09 June 2010

In the Kitchen Garden, Part 2: Portrait of an Artichoke

Artichoke (Cynara cardunculus), June 2010

When I start processing my images in Photoshop, I almost always find one or two that give me a visceral thrill, and that I can't wait to share. Being able to see the pictures almost right away and work with them myself (without darkroom chemicals) is just one of the reasons I have happily converted to digital photography, after years of holding onto the Luddite position that pixels could never capture life the way film does. I'm finally converted, but you tell me: are these images lifelike?
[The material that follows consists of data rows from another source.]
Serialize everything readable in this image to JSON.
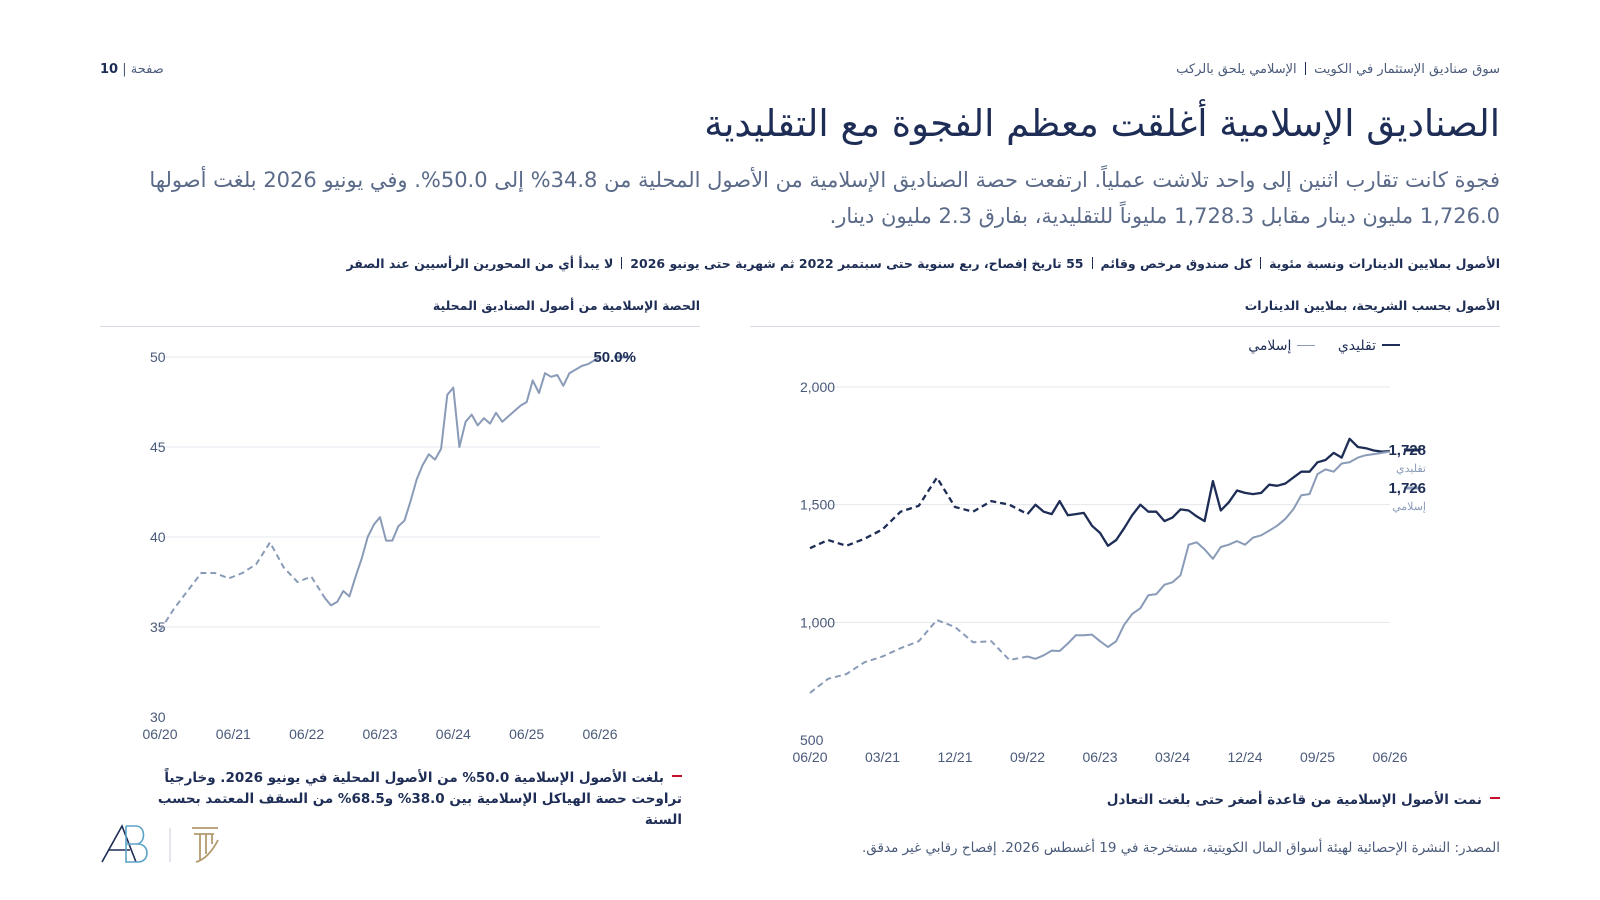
{
  "header": {
    "breadcrumb_section": "سوق صناديق الإستثمار في الكويت",
    "breadcrumb_topic": "الإسلامي يلحق بالركب",
    "page_label": "صفحة",
    "page_number": "10"
  },
  "title": "الصناديق الإسلامية أغلقت معظم الفجوة مع التقليدية",
  "subtitle": "فجوة كانت تقارب اثنين إلى واحد تلاشت عملياً. ارتفعت حصة الصناديق الإسلامية من الأصول المحلية من 34.8% إلى 50.0%. وفي يونيو 2026 بلغت أصولها 1,726.0 مليون دينار مقابل 1,728.3 مليوناً للتقليدية، بفارق 2.3 مليون دينار.",
  "meta": {
    "items": [
      "الأصول بملايين الدينارات ونسبة مئوية",
      "كل صندوق مرخص وقائم",
      "55 تاريخ إفصاح، ربع سنوية حتى سبتمبر 2022 ثم شهرية حتى يونيو 2026",
      "لا يبدأ أي من المحورين الرأسيين عند الصفر"
    ]
  },
  "right_panel": {
    "title": "الأصول بحسب الشريحة، بملايين الدينارات",
    "note": "نمت الأصول الإسلامية من قاعدة أصغر حتى بلغت التعادل"
  },
  "left_panel": {
    "title": "الحصة الإسلامية من أصول الصناديق المحلية",
    "note": "بلغت الأصول الإسلامية 50.0% من الأصول المحلية في يونيو 2026. وخارجياً تراوحت حصة الهياكل الإسلامية بين 38.0% و68.5% من السقف المعتمد بحسب السنة"
  },
  "source": "المصدر: النشرة الإحصائية لهيئة أسواق المال الكويتية، مستخرجة في 19 أغسطس 2026. إفصاح رقابي غير مدقق.",
  "colors": {
    "navy": "#1e2d55",
    "steel": "#8a9bb8",
    "accent_red": "#c8102e",
    "gold": "#b39a6e",
    "teal": "#5ba3c7"
  },
  "chart_data": [
    {
      "type": "line",
      "ylim": [
        500,
        2000
      ],
      "yticks": [
        "500",
        "1,000",
        "1,500",
        "2,000"
      ],
      "ytick_values": [
        500,
        1000,
        1500,
        2000
      ],
      "xticks": [
        "06/20",
        "03/21",
        "12/21",
        "09/22",
        "06/23",
        "03/24",
        "12/24",
        "09/25",
        "06/26"
      ],
      "xtick_values": [
        0,
        3,
        6,
        9,
        12,
        15,
        18,
        21,
        24
      ],
      "x_range": [
        0,
        24
      ],
      "dashed_until_x": 9,
      "legend_position": "top-right",
      "series": [
        {
          "name": "تقليدي",
          "color": "#1e2d55",
          "end_label": "1,728",
          "end_sublabel": "تقليدي",
          "x": [
            0,
            0.75,
            1.5,
            2.25,
            3,
            3.75,
            4.5,
            5.25,
            6,
            6.75,
            7.5,
            8.25,
            9,
            9.33,
            9.67,
            10,
            10.33,
            10.67,
            11,
            11.33,
            11.67,
            12,
            12.33,
            12.67,
            13,
            13.33,
            13.67,
            14,
            14.33,
            14.67,
            15,
            15.33,
            15.67,
            16,
            16.33,
            16.67,
            17,
            17.33,
            17.67,
            18,
            18.33,
            18.67,
            19,
            19.33,
            19.67,
            20,
            20.33,
            20.67,
            21,
            21.33,
            21.67,
            22,
            22.33,
            22.67,
            23,
            23.33,
            23.67,
            24
          ],
          "values": [
            1315,
            1350,
            1325,
            1355,
            1395,
            1470,
            1495,
            1615,
            1490,
            1470,
            1515,
            1500,
            1460,
            1500,
            1470,
            1460,
            1515,
            1455,
            1460,
            1465,
            1410,
            1380,
            1325,
            1350,
            1400,
            1455,
            1500,
            1470,
            1470,
            1430,
            1445,
            1480,
            1475,
            1450,
            1430,
            1600,
            1475,
            1510,
            1560,
            1550,
            1545,
            1550,
            1585,
            1580,
            1590,
            1615,
            1640,
            1640,
            1680,
            1690,
            1720,
            1700,
            1780,
            1745,
            1740,
            1730,
            1725,
            1728
          ]
        },
        {
          "name": "إسلامي",
          "color": "#8a9bb8",
          "end_label": "1,726",
          "end_sublabel": "إسلامي",
          "x": [
            0,
            0.75,
            1.5,
            2.25,
            3,
            3.75,
            4.5,
            5.25,
            6,
            6.75,
            7.5,
            8.25,
            9,
            9.33,
            9.67,
            10,
            10.33,
            10.67,
            11,
            11.33,
            11.67,
            12,
            12.33,
            12.67,
            13,
            13.33,
            13.67,
            14,
            14.33,
            14.67,
            15,
            15.33,
            15.67,
            16,
            16.33,
            16.67,
            17,
            17.33,
            17.67,
            18,
            18.33,
            18.67,
            19,
            19.33,
            19.67,
            20,
            20.33,
            20.67,
            21,
            21.33,
            21.67,
            22,
            22.33,
            22.67,
            23,
            23.33,
            23.67,
            24
          ],
          "values": [
            700,
            760,
            780,
            830,
            855,
            890,
            920,
            1010,
            980,
            915,
            920,
            840,
            855,
            845,
            860,
            880,
            878,
            910,
            945,
            945,
            948,
            920,
            895,
            920,
            990,
            1035,
            1060,
            1115,
            1120,
            1160,
            1170,
            1200,
            1330,
            1340,
            1310,
            1270,
            1320,
            1330,
            1345,
            1330,
            1360,
            1370,
            1390,
            1410,
            1440,
            1480,
            1540,
            1545,
            1630,
            1650,
            1640,
            1675,
            1680,
            1700,
            1710,
            1715,
            1720,
            1726
          ]
        }
      ]
    },
    {
      "type": "line",
      "ylim": [
        30,
        50
      ],
      "yticks": [
        "30",
        "35",
        "40",
        "45",
        "50"
      ],
      "ytick_values": [
        30,
        35,
        40,
        45,
        50
      ],
      "xticks": [
        "06/20",
        "06/21",
        "06/22",
        "06/23",
        "06/24",
        "06/25",
        "06/26"
      ],
      "xtick_values": [
        0,
        4,
        8,
        12,
        16,
        20,
        24
      ],
      "x_range": [
        0,
        24
      ],
      "dashed_until_x": 9,
      "series": [
        {
          "name": "الحصة الإسلامية",
          "color": "#8a9bb8",
          "end_label": "50.0%",
          "x": [
            0,
            0.75,
            1.5,
            2.25,
            3,
            3.75,
            4.5,
            5.25,
            6,
            6.75,
            7.5,
            8.25,
            9,
            9.33,
            9.67,
            10,
            10.33,
            10.67,
            11,
            11.33,
            11.67,
            12,
            12.33,
            12.67,
            13,
            13.33,
            13.67,
            14,
            14.33,
            14.67,
            15,
            15.33,
            15.67,
            16,
            16.33,
            16.67,
            17,
            17.33,
            17.67,
            18,
            18.33,
            18.67,
            19,
            19.33,
            19.67,
            20,
            20.33,
            20.67,
            21,
            21.33,
            21.67,
            22,
            22.33,
            22.67,
            23,
            23.33,
            23.67,
            24
          ],
          "values": [
            34.8,
            36.0,
            37.0,
            38.0,
            38.0,
            37.7,
            38.0,
            38.5,
            39.7,
            38.3,
            37.5,
            37.8,
            36.6,
            36.2,
            36.4,
            37.0,
            36.7,
            37.8,
            38.8,
            40.0,
            40.7,
            41.1,
            39.8,
            39.8,
            40.6,
            40.9,
            42.0,
            43.2,
            44.0,
            44.6,
            44.3,
            44.9,
            47.9,
            48.3,
            45.0,
            46.4,
            46.8,
            46.2,
            46.6,
            46.3,
            46.9,
            46.4,
            46.7,
            47.0,
            47.3,
            47.5,
            48.7,
            48.0,
            49.1,
            48.9,
            49.0,
            48.4,
            49.1,
            49.3,
            49.5,
            49.6,
            49.8,
            50.0
          ]
        }
      ]
    }
  ]
}
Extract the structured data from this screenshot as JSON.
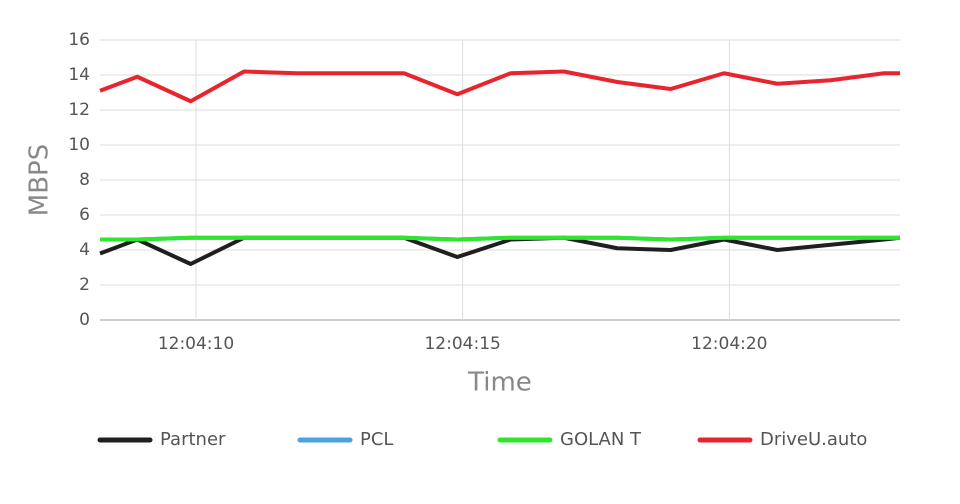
{
  "chart_data": {
    "type": "line",
    "x_label": "Time",
    "y_label": "MBPS",
    "x": [
      8.2,
      8.9,
      9.9,
      10.9,
      11.9,
      12.9,
      13.9,
      14.9,
      15.9,
      16.9,
      17.9,
      18.9,
      19.9,
      20.9,
      21.9,
      22.9,
      23.2
    ],
    "series": [
      {
        "name": "Partner",
        "color": "#1f1f1f",
        "values": [
          3.8,
          4.6,
          3.2,
          4.7,
          4.7,
          4.7,
          4.7,
          3.6,
          4.6,
          4.7,
          4.1,
          4.0,
          4.6,
          4.0,
          4.3,
          4.6,
          4.7
        ]
      },
      {
        "name": "PCL",
        "color": "#4aa3df",
        "values": [
          4.6,
          4.6,
          4.7,
          4.7,
          4.7,
          4.7,
          4.7,
          4.6,
          4.7,
          4.7,
          4.7,
          4.6,
          4.7,
          4.7,
          4.7,
          4.7,
          4.7
        ]
      },
      {
        "name": "GOLAN T",
        "color": "#2ee62e",
        "values": [
          4.6,
          4.6,
          4.7,
          4.7,
          4.7,
          4.7,
          4.7,
          4.6,
          4.7,
          4.7,
          4.7,
          4.6,
          4.7,
          4.7,
          4.7,
          4.7,
          4.7
        ]
      },
      {
        "name": "DriveU.auto",
        "color": "#e8252f",
        "values": [
          13.1,
          13.9,
          12.5,
          14.2,
          14.1,
          14.1,
          14.1,
          12.9,
          14.1,
          14.2,
          13.6,
          13.2,
          14.1,
          13.5,
          13.7,
          14.1,
          14.1
        ]
      }
    ],
    "xlim": [
      8.2,
      23.2
    ],
    "xticks": [
      {
        "value": 10,
        "label": "12:04:10"
      },
      {
        "value": 15,
        "label": "12:04:15"
      },
      {
        "value": 20,
        "label": "12:04:20"
      }
    ],
    "ylim": [
      0,
      16
    ],
    "yticks": [
      0,
      2,
      4,
      6,
      8,
      10,
      12,
      14,
      16
    ],
    "grid": true,
    "legend": "bottom"
  }
}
I spent some time the other day with an artichoke that, like the herbs in a previous post, had gone to bloom and was thus "useless" in a culinary sense. Inedible, perhaps, but absolutely gorgeous. The artichoke is a member of the thistle family, and when it blooms it's easy to see the resemblance. The filamentous florets look like sea anemone tentacles (indeed, the sea creature was named after the anemone flower), and the heavenly blue-violet color is a surprising contrast to the thick army-green leaves and stems. I used extreme-macro to capture these images; I could have increased the depth of field (and might experiment with that next time), but right now I am enjoying the creative possibilities of limited DOF, including highlighting details that might otherwise be unnoticeable if more of the entity were in focus. Are these images "most representative" of this artichoke's beauty? I don't think any image could be all that, and in any case making images is, for me, all about experimentation, which I've always believed is the best way to learn and, ultimately, to express my own vision of the world.

4 comments:

KeLLy aNN said...

This has got to be the BEST new thing I learned today!
I never even knew the artichoke had a flower, much less one so attractive.

Anna Lear said...

Thanks, Kelly Ann! The first time I saw one (in my own garden, no less, which I had been neglecting because of work) I couldn't believe it! Made me feel a lot less guilty about neglecting it!
;-)

Anonymous said...

I have never seen an artichoke in bloom before. Gorgeous! Thank you for posting these amazing pics.
Anna (Canada)

Anna Lear said...

Thanks for your comments, Anna -- it's good to hear from you! Take good care.